Humour – This, to me, is the comedy equivalent to adaptability. Where adaptability seeks to discover the opportunity in a crisis, humour seeks to find the light in the darkness. Humour has served me well many times in my life, helping me to find laughter in what was a less than funny situation. By laughing at myself I have been able to turn a skin crawling, gut churning social faux pas into a side splittingly hilarious anecdote. By turning humour upon my own deeds my hope is that it keeps me authentic and real. Laughter really is the best medicine.
Now, these are my core values. They may not resonate at all with you, and that is fine. You do you. If it feels right then go with it.
The observant amongst you will have noticed that the first letter of each of my values spells out the word SCRATCH. This is a quirky coincidence, but having a mnemonic like this is great for remembering your values until you know them by heart.

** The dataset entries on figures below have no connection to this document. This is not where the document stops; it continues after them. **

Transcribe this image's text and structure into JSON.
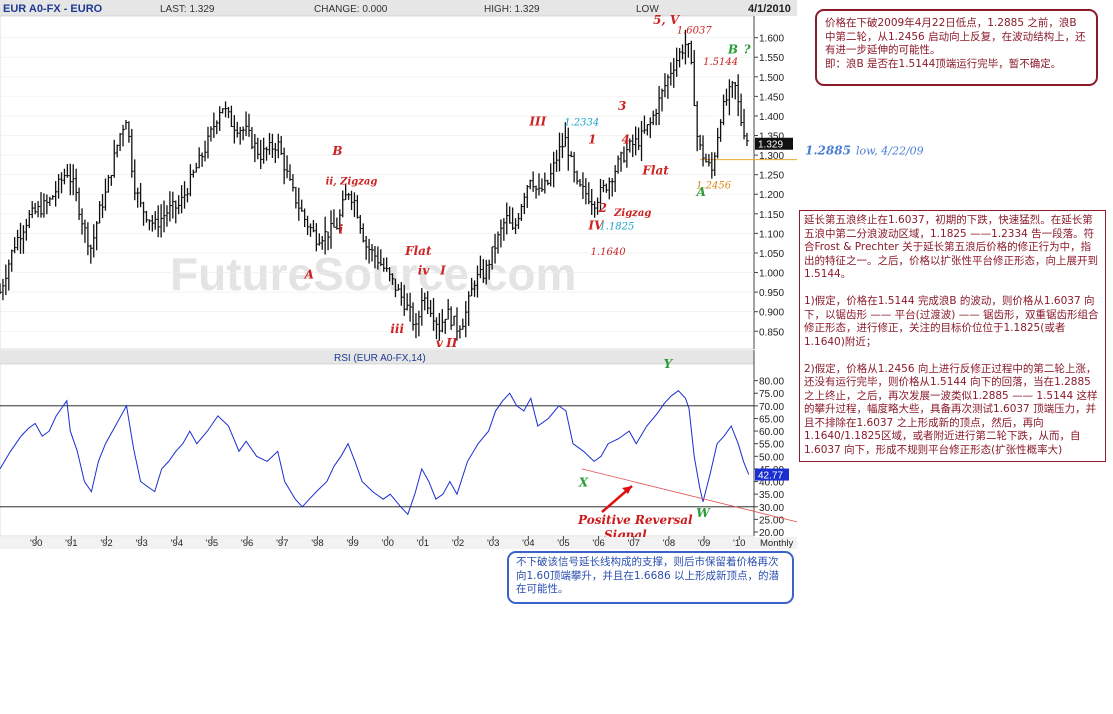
{
  "header": {
    "symbol": "EUR A0-FX - EURO",
    "last": "LAST: 1.329",
    "change": "CHANGE: 0.000",
    "high": "HIGH: 1.329",
    "low": "LOW",
    "date": "4/1/2010"
  },
  "watermark": "FutureSource.com",
  "chart_data": [
    {
      "type": "bar",
      "title": "EUR A0-FX - EURO",
      "frequency": "Monthly",
      "ylim": [
        0.82,
        1.64
      ],
      "yticks": [
        "1.600",
        "1.550",
        "1.500",
        "1.450",
        "1.400",
        "1.350",
        "1.300",
        "1.250",
        "1.200",
        "1.150",
        "1.100",
        "1.050",
        "1.000",
        "0.950",
        "0.900",
        "0.850"
      ],
      "last_value": "1.329",
      "reference_line": {
        "value": "1.2885",
        "label": "low, 4/22/09"
      },
      "close_path": [
        [
          1989.0,
          0.95
        ],
        [
          1989.4,
          1.07
        ],
        [
          1989.8,
          1.14
        ],
        [
          1990.4,
          1.18
        ],
        [
          1990.9,
          1.26
        ],
        [
          1991.1,
          1.22
        ],
        [
          1991.4,
          1.11
        ],
        [
          1991.6,
          1.06
        ],
        [
          1991.8,
          1.15
        ],
        [
          1992.0,
          1.2
        ],
        [
          1992.4,
          1.35
        ],
        [
          1992.6,
          1.4
        ],
        [
          1992.8,
          1.23
        ],
        [
          1993.0,
          1.17
        ],
        [
          1993.4,
          1.12
        ],
        [
          1993.8,
          1.16
        ],
        [
          1994.1,
          1.17
        ],
        [
          1994.5,
          1.25
        ],
        [
          1994.9,
          1.33
        ],
        [
          1995.3,
          1.43
        ],
        [
          1995.6,
          1.38
        ],
        [
          1996.0,
          1.36
        ],
        [
          1996.4,
          1.3
        ],
        [
          1996.9,
          1.33
        ],
        [
          1997.3,
          1.21
        ],
        [
          1997.7,
          1.13
        ],
        [
          1998.0,
          1.09
        ],
        [
          1998.3,
          1.1
        ],
        [
          1998.6,
          1.12
        ],
        [
          1998.75,
          1.17
        ],
        [
          1998.9,
          1.21
        ],
        [
          1999.1,
          1.18
        ],
        [
          1999.4,
          1.07
        ],
        [
          1999.7,
          1.04
        ],
        [
          2000.0,
          1.0
        ],
        [
          2000.4,
          0.94
        ],
        [
          2000.7,
          0.89
        ],
        [
          2000.85,
          0.85
        ],
        [
          2001.0,
          0.94
        ],
        [
          2001.2,
          0.92
        ],
        [
          2001.5,
          0.86
        ],
        [
          2001.7,
          0.9
        ],
        [
          2002.0,
          0.86
        ],
        [
          2002.2,
          0.88
        ],
        [
          2002.5,
          0.98
        ],
        [
          2002.8,
          1.0
        ],
        [
          2003.0,
          1.05
        ],
        [
          2003.4,
          1.14
        ],
        [
          2003.6,
          1.1
        ],
        [
          2003.9,
          1.2
        ],
        [
          2004.1,
          1.25
        ],
        [
          2004.3,
          1.2
        ],
        [
          2004.6,
          1.23
        ],
        [
          2004.9,
          1.31
        ],
        [
          2005.1,
          1.34
        ],
        [
          2005.4,
          1.22
        ],
        [
          2005.7,
          1.2
        ],
        [
          2005.9,
          1.18
        ],
        [
          2006.3,
          1.23
        ],
        [
          2006.6,
          1.28
        ],
        [
          2006.9,
          1.32
        ],
        [
          2007.2,
          1.34
        ],
        [
          2007.5,
          1.38
        ],
        [
          2007.8,
          1.45
        ],
        [
          2008.1,
          1.52
        ],
        [
          2008.4,
          1.57
        ],
        [
          2008.55,
          1.59
        ],
        [
          2008.7,
          1.5
        ],
        [
          2008.85,
          1.33
        ],
        [
          2009.1,
          1.28
        ],
        [
          2009.25,
          1.26
        ],
        [
          2009.5,
          1.4
        ],
        [
          2009.7,
          1.45
        ],
        [
          2009.9,
          1.48
        ],
        [
          2010.1,
          1.38
        ],
        [
          2010.3,
          1.329
        ]
      ]
    },
    {
      "type": "line",
      "title": "RSI (EUR A0-FX,14)",
      "ylim": [
        20,
        85
      ],
      "yticks": [
        "80.00",
        "75.00",
        "70.00",
        "65.00",
        "60.00",
        "55.00",
        "50.00",
        "45.00",
        "40.00",
        "35.00",
        "30.00",
        "25.00",
        "20.00"
      ],
      "last_value": "42.77",
      "reference_lines": [
        30,
        70
      ],
      "x_tick_labels": [
        "'90",
        "'91",
        "'92",
        "'93",
        "'94",
        "'95",
        "'96",
        "'97",
        "'98",
        "'99",
        "'00",
        "'01",
        "'02",
        "'03",
        "'04",
        "'05",
        "'06",
        "'07",
        "'08",
        "'09",
        "'10"
      ],
      "x_tick_values": [
        1990,
        1991,
        1992,
        1993,
        1994,
        1995,
        1996,
        1997,
        1998,
        1999,
        2000,
        2001,
        2002,
        2003,
        2004,
        2005,
        2006,
        2007,
        2008,
        2009,
        2010
      ],
      "x_tick_suffix": "Monthly",
      "points": [
        [
          1989.0,
          45
        ],
        [
          1989.3,
          52
        ],
        [
          1989.6,
          58
        ],
        [
          1989.8,
          61
        ],
        [
          1990.0,
          63
        ],
        [
          1990.2,
          58
        ],
        [
          1990.4,
          60
        ],
        [
          1990.6,
          66
        ],
        [
          1990.9,
          72
        ],
        [
          1991.0,
          60
        ],
        [
          1991.2,
          52
        ],
        [
          1991.4,
          40
        ],
        [
          1991.6,
          36
        ],
        [
          1991.8,
          48
        ],
        [
          1992.0,
          55
        ],
        [
          1992.2,
          60
        ],
        [
          1992.4,
          65
        ],
        [
          1992.6,
          70
        ],
        [
          1992.8,
          53
        ],
        [
          1993.0,
          40
        ],
        [
          1993.2,
          38
        ],
        [
          1993.4,
          36
        ],
        [
          1993.6,
          45
        ],
        [
          1993.8,
          48
        ],
        [
          1994.0,
          52
        ],
        [
          1994.2,
          55
        ],
        [
          1994.4,
          60
        ],
        [
          1994.6,
          55
        ],
        [
          1994.9,
          60
        ],
        [
          1995.2,
          66
        ],
        [
          1995.5,
          62
        ],
        [
          1995.8,
          52
        ],
        [
          1996.0,
          56
        ],
        [
          1996.3,
          50
        ],
        [
          1996.6,
          48
        ],
        [
          1996.9,
          52
        ],
        [
          1997.1,
          40
        ],
        [
          1997.4,
          33
        ],
        [
          1997.6,
          30
        ],
        [
          1997.8,
          33
        ],
        [
          1998.0,
          36
        ],
        [
          1998.3,
          40
        ],
        [
          1998.5,
          46
        ],
        [
          1998.7,
          50
        ],
        [
          1998.9,
          55
        ],
        [
          1999.1,
          48
        ],
        [
          1999.3,
          40
        ],
        [
          1999.6,
          36
        ],
        [
          1999.9,
          33
        ],
        [
          2000.1,
          35
        ],
        [
          2000.4,
          30
        ],
        [
          2000.6,
          27
        ],
        [
          2000.8,
          35
        ],
        [
          2001.0,
          45
        ],
        [
          2001.2,
          40
        ],
        [
          2001.4,
          33
        ],
        [
          2001.6,
          35
        ],
        [
          2001.8,
          40
        ],
        [
          2002.0,
          35
        ],
        [
          2002.3,
          48
        ],
        [
          2002.6,
          55
        ],
        [
          2002.9,
          60
        ],
        [
          2003.1,
          68
        ],
        [
          2003.3,
          72
        ],
        [
          2003.5,
          75
        ],
        [
          2003.7,
          70
        ],
        [
          2003.9,
          68
        ],
        [
          2004.1,
          73
        ],
        [
          2004.3,
          62
        ],
        [
          2004.6,
          65
        ],
        [
          2004.9,
          70
        ],
        [
          2005.1,
          68
        ],
        [
          2005.3,
          55
        ],
        [
          2005.6,
          52
        ],
        [
          2005.9,
          48
        ],
        [
          2006.1,
          50
        ],
        [
          2006.3,
          55
        ],
        [
          2006.6,
          57
        ],
        [
          2006.9,
          60
        ],
        [
          2007.1,
          55
        ],
        [
          2007.4,
          62
        ],
        [
          2007.7,
          67
        ],
        [
          2007.9,
          71
        ],
        [
          2008.1,
          74
        ],
        [
          2008.3,
          76
        ],
        [
          2008.5,
          73
        ],
        [
          2008.6,
          69
        ],
        [
          2008.75,
          50
        ],
        [
          2008.9,
          38
        ],
        [
          2009.0,
          32
        ],
        [
          2009.2,
          43
        ],
        [
          2009.4,
          55
        ],
        [
          2009.6,
          58
        ],
        [
          2009.8,
          62
        ],
        [
          2010.0,
          55
        ],
        [
          2010.15,
          48
        ],
        [
          2010.3,
          42.77
        ]
      ]
    }
  ],
  "wave_labels": [
    {
      "text": "A",
      "x": 1997.8,
      "y": 0.985,
      "color": "#cc2222"
    },
    {
      "text": "B",
      "x": 1998.6,
      "y": 1.3,
      "color": "#cc2222"
    },
    {
      "text": "ii, Zigzag",
      "x": 1999.0,
      "y": 1.225,
      "color": "#cc2222"
    },
    {
      "text": "i",
      "x": 1998.7,
      "y": 1.1,
      "color": "#cc2222"
    },
    {
      "text": "Flat",
      "x": 2000.9,
      "y": 1.045,
      "color": "#cc2222"
    },
    {
      "text": "iv",
      "x": 2001.05,
      "y": 0.995,
      "color": "#cc2222"
    },
    {
      "text": "I",
      "x": 2001.6,
      "y": 0.995,
      "color": "#cc2222"
    },
    {
      "text": "iii",
      "x": 2000.3,
      "y": 0.845,
      "color": "#cc2222"
    },
    {
      "text": "v",
      "x": 2001.5,
      "y": 0.81,
      "color": "#cc2222"
    },
    {
      "text": "II",
      "x": 2001.85,
      "y": 0.81,
      "color": "#cc2222"
    },
    {
      "text": "III",
      "x": 2004.3,
      "y": 1.375,
      "color": "#cc2222"
    },
    {
      "text": "1.2334",
      "x": 2005.55,
      "y": 1.375,
      "color": "#1aa3c9"
    },
    {
      "text": "1",
      "x": 2005.85,
      "y": 1.33,
      "color": "#cc2222"
    },
    {
      "text": "3",
      "x": 2006.7,
      "y": 1.415,
      "color": "#cc2222"
    },
    {
      "text": "4",
      "x": 2006.8,
      "y": 1.33,
      "color": "#cc2222"
    },
    {
      "text": "5, V",
      "x": 2007.95,
      "y": 1.635,
      "color": "#cc2222"
    },
    {
      "text": "1.6037",
      "x": 2008.75,
      "y": 1.61,
      "color": "#cc2222"
    },
    {
      "text": "1.5144",
      "x": 2009.5,
      "y": 1.53,
      "color": "#cc2222"
    },
    {
      "text": "B",
      "x": 2009.85,
      "y": 1.56,
      "color": "#2a9d3a"
    },
    {
      "text": "?",
      "x": 2010.25,
      "y": 1.56,
      "color": "#2a9d3a"
    },
    {
      "text": "Flat",
      "x": 2007.65,
      "y": 1.25,
      "color": "#cc2222"
    },
    {
      "text": "1.2456",
      "x": 2009.3,
      "y": 1.215,
      "color": "#d88a1a"
    },
    {
      "text": "A",
      "x": 2008.95,
      "y": 1.195,
      "color": "#2a9d3a"
    },
    {
      "text": "2",
      "x": 2006.15,
      "y": 1.155,
      "color": "#cc2222"
    },
    {
      "text": "Zigzag",
      "x": 2007.0,
      "y": 1.145,
      "color": "#cc2222"
    },
    {
      "text": "IV",
      "x": 2005.95,
      "y": 1.11,
      "color": "#cc2222"
    },
    {
      "text": "1.1825",
      "x": 2006.55,
      "y": 1.11,
      "color": "#1aa3c9"
    },
    {
      "text": "1.1640",
      "x": 2006.3,
      "y": 1.045,
      "color": "#cc2222"
    }
  ],
  "rsi_labels": [
    {
      "text": "Y",
      "x": 2008.0,
      "y": 85,
      "color": "#2a9d3a"
    },
    {
      "text": "X",
      "x": 2005.6,
      "y": 38,
      "color": "#2a9d3a"
    },
    {
      "text": "W",
      "x": 2009.0,
      "y": 26,
      "color": "#2a9d3a"
    }
  ],
  "rsi_annotation": {
    "line1": "Positive Reversal",
    "line2": "Signal"
  },
  "notes": {
    "top": "价格在下破2009年4月22日低点，1.2885 之前，浪B 中第二轮，从1.2456 启动向上反复，在波动结构上，还有进一步延伸的可能性。\n即：浪B 是否在1.5144顶端运行完毕，暂不确定。",
    "right": "延长第五浪终止在1.6037，初期的下跌，快速猛烈。在延长第五浪中第二分浪波动区域，1.1825 ——1.2334 告一段落。符合Frost & Prechter 关于延长第五浪后价格的修正行为中，指出的特征之一。之后，价格以扩张性平台修正形态，向上展开到1.5144。\n\n1)假定，价格在1.5144 完成浪B 的波动，则价格从1.6037 向下，以锯齿形 —— 平台(过渡波) —— 锯齿形，双重锯齿形组合修正形态，进行修正，关注的目标价位位于1.1825(或者1.1640)附近；\n\n2)假定，价格从1.2456 向上进行反修正过程中的第二轮上涨，还没有运行完毕，则价格从1.5144 向下的回落，当在1.2885 之上终止，之后，再次发展一波类似1.2885 —— 1.5144 这样的攀升过程，幅度略大些，具备再次测试1.6037 顶端压力，并且不排除在1.6037 之上形成新的顶点，然后，再向1.1640/1.1825区域，或者附近进行第二轮下跌，从而，自1.6037 向下，形成不规则平台修正形态(扩张性概率大)",
    "bottom": "不下破该信号延长线构成的支撑，则后市保留着价格再次向1.60顶端攀升，并且在1.6686 以上形成新顶点，的潜在可能性。"
  }
}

This is because just writing them down means nothing. All that is, is a wish list. For our core values to become really useful we need to try and live them. By putting our core values to work, by living in accordance with them, we become better. And this is a long tradition shared by countless cultures and belief systems. These are often referred to as ‘virtues’. If values are the aspirations, then virtues are values in practice.
We have the cardinal virtues of Christianity, the four Brahmavihara virtues of Buddhism, the four virtues of Stoicism, the seven heavenly virtues, the chivalric virtues, the eight virtues of the Bushido code, and the thirteen virtues of Benjamin Franklin to name but a few. People have been using core values as a guiding light for millennia.
We’ve all met people who claim to follow some kind of religious values but seem to live a life at odds to those values. Or the company that has a web page devoted to espousing key core values only to do the opposite.
So how do we make them more than lip service? By constant review of them and by actually using them to help make informed decisions.
I write mine down in my Bullet Journal and review them weekly, and often more frequently. This keeps them fresh in my mind and allows me to change them if they no longer feel relevant.
When I am posed with a decision to make I ask myself “Does this bring me up to ‘SCRATCH’?”. For example, if I am considering skipping a workout because I can’t be bothered I think;
‘Will this decision make me more tenacious?’ Probably not.
‘Is it the courageous act to do?’ No. ‘
‘Will working out make me more adaptable?’ Yep.
‘How funny will it be to take a photo of my sorry-arsed face, dripping with sweat and looking pathetic, after the session?’ Very.
I can also use the core values to review myself and my actions. Was I compassionate with those around me? Did my actions get me closer to self-reliance? Did I give up too quickly or push on?
My core values keep me accountable to all that I hold dear about my character. They guide me in my decision making and actions. And the more I use them the easier it seemingly becomes to adhere to these values.
So why not set aside half an hour an take a look at your own guiding, moral lighthouse?